Discounted Reciprocal Tariff Formula

Resulting Tariff Rate

India

41.8

87.4

(-1) × ½ × (41.8 - 87.4) / 87.4

26%

Others (not on list)

10% (floor rate)

  • The reciprocal tariff is an extra charge and is common across all goods from that country unless exempted.

 

India's Export Situation & Immediate Impact

  • India’s exports to the U.S. are:
    • Moderate as a share of India’s GDP
    • Low in total volume, and have been falling in recent years
  • India is not heavily dependent on exports.
  • The impact of the 26% additional tariff by the U.S. will be small overall, but will vary across products.

 

Main Indian Exports Affected by the 26% U.S. Tariff

Product Category

Impact of Tariff

Remarks

Electrical machinery

High

Faces significant tariff impact

Machinery & mechanical items

High

Competitors also affected

Gems & jewellery

Low

Demand is inelastic, so impact is less

Mineral fuels

Moderate

These are refined oil products re-exported after processing

Pharmaceuticals

No Impact (currently)

Not yet subject to the 26% tariff

Iron & steel articles

Moderate to High

Subject to new tariff

Made-up textiles

High

Faces significant tariff impact

 

Global Competitors & Tariff Comparison

  • India’s competitors in these export categories:
    • China, Vietnam, Cambodia, Bangladesh
    • These countries face even higher reciprocal tariffs than India
  • South Korea, a competitor in electronics, faces a 25% tariff, very close to India’s 26%

 

Global Trade Reactions: A Caution for India

  • China has imposed reciprocal tariffs on U.S. goods.
  • The U.S. retaliated strongly, raising China’s overall tariff rate to 145%, and up to 245% for some goods.
  • This shows that a confrontational approach may not be good for India.

 

Recommended Indian Strategy: Multi-Pronged Approach

1. Understand India's Imports from the U.S.

  • India mainly imports essential goods from the U.S.
  • Putting extra tariffs on these could make them more expensive domestically.

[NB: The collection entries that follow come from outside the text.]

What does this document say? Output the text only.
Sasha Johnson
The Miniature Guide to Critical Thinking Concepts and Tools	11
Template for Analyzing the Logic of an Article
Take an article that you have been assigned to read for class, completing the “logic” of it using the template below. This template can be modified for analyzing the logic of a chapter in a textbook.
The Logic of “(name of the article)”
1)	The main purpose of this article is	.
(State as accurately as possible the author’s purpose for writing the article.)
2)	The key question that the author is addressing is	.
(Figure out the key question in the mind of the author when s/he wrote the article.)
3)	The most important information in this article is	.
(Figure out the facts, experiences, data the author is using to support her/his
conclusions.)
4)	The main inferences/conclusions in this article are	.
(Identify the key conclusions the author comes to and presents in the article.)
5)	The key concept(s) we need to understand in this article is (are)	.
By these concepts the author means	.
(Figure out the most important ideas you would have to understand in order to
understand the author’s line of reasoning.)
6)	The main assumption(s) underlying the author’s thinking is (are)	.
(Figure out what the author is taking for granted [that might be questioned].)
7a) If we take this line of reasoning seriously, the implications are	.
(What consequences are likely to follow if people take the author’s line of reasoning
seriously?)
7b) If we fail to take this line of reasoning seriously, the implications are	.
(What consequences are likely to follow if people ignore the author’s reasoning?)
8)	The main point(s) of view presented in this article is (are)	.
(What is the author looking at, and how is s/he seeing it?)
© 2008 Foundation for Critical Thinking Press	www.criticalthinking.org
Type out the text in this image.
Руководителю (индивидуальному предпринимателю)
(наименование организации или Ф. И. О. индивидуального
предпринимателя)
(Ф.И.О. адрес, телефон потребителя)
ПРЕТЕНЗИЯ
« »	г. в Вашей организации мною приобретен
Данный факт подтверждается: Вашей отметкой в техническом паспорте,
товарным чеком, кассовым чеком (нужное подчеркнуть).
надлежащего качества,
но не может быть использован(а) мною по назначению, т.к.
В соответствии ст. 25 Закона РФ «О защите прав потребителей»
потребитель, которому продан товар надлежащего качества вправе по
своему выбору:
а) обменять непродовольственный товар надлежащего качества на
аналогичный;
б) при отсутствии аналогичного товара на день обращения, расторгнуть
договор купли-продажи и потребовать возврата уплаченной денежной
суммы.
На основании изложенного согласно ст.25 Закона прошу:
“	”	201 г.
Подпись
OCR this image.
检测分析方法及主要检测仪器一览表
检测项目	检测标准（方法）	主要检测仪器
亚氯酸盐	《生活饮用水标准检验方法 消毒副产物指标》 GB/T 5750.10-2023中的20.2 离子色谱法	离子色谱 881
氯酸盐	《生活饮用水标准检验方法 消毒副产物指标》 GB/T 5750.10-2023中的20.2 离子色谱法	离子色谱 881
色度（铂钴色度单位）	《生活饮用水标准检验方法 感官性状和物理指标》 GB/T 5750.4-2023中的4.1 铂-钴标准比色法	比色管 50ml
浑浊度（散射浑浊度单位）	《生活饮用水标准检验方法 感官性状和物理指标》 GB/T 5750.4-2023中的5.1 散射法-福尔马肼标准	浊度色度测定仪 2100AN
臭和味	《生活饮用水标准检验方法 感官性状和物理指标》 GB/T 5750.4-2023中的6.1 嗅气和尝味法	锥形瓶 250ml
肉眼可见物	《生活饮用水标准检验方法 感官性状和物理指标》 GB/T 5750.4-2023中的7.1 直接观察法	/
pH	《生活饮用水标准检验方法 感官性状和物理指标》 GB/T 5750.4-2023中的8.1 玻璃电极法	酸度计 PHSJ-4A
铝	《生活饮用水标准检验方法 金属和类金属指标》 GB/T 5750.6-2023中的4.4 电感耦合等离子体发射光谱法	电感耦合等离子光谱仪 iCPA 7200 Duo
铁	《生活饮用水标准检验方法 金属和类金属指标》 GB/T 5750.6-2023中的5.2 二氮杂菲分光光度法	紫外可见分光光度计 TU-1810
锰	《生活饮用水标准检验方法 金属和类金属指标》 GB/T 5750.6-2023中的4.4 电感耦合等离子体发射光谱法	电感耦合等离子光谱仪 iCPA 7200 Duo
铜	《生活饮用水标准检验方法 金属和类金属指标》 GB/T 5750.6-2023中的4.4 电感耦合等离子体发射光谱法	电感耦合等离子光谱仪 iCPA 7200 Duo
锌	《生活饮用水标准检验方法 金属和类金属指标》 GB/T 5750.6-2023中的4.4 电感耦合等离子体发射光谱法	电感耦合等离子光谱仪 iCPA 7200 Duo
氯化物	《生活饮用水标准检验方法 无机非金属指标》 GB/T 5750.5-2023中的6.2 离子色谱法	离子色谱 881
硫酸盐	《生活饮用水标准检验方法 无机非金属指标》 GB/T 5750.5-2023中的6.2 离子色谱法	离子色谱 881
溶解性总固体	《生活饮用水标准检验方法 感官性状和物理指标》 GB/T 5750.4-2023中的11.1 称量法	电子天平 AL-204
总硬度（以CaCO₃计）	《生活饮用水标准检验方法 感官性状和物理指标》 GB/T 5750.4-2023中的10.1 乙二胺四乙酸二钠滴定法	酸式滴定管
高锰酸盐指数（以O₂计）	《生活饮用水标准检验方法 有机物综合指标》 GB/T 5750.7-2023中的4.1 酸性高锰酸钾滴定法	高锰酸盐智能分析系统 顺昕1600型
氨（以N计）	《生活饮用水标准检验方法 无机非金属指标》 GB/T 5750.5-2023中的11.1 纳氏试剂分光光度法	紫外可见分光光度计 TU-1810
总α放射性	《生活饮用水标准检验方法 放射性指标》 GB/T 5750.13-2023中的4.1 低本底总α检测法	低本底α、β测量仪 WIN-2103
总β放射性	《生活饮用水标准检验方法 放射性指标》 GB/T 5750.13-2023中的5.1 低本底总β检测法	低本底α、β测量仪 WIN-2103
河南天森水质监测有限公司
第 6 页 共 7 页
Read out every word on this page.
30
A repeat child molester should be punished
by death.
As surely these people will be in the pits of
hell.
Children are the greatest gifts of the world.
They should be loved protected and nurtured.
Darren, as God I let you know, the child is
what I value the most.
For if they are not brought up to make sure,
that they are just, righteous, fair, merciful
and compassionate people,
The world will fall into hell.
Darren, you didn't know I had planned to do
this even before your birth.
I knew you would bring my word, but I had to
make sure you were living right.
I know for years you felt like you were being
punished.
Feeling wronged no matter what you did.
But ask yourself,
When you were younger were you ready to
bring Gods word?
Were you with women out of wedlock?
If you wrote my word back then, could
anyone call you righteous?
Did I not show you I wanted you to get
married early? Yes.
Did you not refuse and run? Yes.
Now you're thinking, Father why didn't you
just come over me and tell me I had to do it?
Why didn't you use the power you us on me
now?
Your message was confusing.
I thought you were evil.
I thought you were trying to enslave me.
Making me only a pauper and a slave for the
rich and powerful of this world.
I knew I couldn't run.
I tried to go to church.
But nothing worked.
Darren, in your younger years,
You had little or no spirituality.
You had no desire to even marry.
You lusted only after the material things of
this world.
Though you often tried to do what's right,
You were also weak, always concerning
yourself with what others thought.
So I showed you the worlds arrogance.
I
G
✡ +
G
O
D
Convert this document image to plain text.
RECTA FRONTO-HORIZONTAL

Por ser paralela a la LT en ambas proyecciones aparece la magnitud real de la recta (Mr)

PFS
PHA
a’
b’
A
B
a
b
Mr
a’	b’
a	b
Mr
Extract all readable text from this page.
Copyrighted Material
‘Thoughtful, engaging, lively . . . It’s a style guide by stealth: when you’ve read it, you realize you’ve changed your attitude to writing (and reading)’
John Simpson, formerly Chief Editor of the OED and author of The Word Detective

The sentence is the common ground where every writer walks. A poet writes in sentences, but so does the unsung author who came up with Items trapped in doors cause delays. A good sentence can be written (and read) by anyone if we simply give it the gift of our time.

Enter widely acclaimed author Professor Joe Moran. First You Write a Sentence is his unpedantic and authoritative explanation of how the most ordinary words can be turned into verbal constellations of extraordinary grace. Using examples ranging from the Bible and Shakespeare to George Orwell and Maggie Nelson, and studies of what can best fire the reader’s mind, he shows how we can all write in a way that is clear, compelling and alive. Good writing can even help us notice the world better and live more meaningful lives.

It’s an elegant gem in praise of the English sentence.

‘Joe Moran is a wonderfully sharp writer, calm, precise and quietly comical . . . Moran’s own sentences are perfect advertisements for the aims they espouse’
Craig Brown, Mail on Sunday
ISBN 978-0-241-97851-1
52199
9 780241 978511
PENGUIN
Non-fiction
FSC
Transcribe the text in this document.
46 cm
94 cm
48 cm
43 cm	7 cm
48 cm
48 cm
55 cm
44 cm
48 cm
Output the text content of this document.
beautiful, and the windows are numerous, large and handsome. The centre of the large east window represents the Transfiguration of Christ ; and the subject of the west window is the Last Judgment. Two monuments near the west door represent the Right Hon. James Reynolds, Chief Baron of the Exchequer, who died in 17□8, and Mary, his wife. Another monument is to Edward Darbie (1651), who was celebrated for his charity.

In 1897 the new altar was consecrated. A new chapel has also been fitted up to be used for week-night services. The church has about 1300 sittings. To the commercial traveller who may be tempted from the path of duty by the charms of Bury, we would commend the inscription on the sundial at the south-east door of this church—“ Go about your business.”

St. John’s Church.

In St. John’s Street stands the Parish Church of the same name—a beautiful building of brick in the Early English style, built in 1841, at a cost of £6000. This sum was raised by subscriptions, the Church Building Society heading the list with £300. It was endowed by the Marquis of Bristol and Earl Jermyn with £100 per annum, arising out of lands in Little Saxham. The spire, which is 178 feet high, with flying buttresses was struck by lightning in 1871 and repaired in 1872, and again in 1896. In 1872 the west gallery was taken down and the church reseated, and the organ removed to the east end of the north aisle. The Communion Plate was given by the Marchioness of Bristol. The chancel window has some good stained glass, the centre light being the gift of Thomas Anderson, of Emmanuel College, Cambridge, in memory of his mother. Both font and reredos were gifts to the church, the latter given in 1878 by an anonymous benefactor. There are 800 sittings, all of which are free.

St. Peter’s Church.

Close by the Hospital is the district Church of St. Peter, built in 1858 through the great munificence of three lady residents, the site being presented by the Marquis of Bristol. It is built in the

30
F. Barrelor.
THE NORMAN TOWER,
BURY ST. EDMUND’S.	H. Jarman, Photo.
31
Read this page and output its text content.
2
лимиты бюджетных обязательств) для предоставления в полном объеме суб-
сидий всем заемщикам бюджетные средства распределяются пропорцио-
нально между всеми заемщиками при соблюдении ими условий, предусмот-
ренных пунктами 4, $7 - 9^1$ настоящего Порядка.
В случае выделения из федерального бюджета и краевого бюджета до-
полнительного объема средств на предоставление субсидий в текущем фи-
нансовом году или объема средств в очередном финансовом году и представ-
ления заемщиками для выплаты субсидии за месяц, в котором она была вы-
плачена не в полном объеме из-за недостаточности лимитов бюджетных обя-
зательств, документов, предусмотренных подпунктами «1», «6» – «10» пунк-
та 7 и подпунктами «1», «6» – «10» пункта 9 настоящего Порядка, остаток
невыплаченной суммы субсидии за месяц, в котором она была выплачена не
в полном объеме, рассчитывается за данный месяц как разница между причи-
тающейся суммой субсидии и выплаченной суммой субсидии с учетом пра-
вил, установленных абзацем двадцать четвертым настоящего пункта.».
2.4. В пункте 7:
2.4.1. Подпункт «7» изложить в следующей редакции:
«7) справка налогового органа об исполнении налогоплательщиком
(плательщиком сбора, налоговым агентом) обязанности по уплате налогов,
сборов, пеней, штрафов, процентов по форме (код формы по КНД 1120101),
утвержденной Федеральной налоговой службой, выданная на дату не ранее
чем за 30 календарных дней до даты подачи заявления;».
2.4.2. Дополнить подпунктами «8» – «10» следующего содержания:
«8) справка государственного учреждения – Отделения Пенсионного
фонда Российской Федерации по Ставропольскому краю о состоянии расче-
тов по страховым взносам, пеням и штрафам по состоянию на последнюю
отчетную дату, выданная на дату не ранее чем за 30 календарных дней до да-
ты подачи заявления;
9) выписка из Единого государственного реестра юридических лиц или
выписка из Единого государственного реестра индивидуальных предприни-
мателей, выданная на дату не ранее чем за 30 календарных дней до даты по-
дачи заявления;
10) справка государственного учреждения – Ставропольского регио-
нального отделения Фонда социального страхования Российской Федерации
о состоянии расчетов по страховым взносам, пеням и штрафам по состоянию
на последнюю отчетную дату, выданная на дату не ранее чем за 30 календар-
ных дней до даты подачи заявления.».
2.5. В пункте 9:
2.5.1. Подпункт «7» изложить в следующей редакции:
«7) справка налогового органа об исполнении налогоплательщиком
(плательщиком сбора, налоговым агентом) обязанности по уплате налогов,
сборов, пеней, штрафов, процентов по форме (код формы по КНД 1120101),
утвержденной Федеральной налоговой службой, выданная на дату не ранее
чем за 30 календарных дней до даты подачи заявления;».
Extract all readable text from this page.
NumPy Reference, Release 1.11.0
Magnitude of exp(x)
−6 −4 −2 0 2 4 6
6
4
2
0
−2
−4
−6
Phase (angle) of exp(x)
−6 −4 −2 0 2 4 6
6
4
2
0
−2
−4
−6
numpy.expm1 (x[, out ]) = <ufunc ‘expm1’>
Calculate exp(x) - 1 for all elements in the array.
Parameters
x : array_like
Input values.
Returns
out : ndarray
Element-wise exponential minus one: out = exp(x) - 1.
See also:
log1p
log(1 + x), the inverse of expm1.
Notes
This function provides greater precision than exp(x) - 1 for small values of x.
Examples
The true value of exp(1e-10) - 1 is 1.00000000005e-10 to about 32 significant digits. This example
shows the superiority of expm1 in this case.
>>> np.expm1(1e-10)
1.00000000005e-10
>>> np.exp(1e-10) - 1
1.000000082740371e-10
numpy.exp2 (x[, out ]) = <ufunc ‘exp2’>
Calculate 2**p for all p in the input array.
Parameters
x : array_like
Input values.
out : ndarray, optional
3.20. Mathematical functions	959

2. Adjust Import Sources to Lower Reciprocal Tariff

  • If India increases imports from the U.S. where it makes economic sense:
    • The reciprocal tariff rate India faces will reduce.
  • Example:
    • Increase imports from the U.S. by $25 billion (e.g., shift oil imports from other countries to the U.S.)
    • New reciprocal tariff rate = 11.8% (close to the floor rate of 10%)
    • This helps improve competitiveness without increasing the current account deficit

Policy Suggestions for India

  • Start quick consultations with U.S. trade officials to build a comprehensive trade deal.
  • Keep an eye on “dumping” (selling goods at low prices) from countries like China, which may try to redirect exports to India due to U.S. tariffs.

 

Conclusion: WTO must take the lead

It is clear that the U.S. tariff move is just the first step. The rules on global trade and tariffs will likely stay uncertain for some time, which is bad for international trade and economic growth. Going ahead, we need a global trading system with low tariffs. The World Trade Organization (WTO) should take strong steps to make this happen. Regional trade groups are only a second-best option, but they should still be encouraged.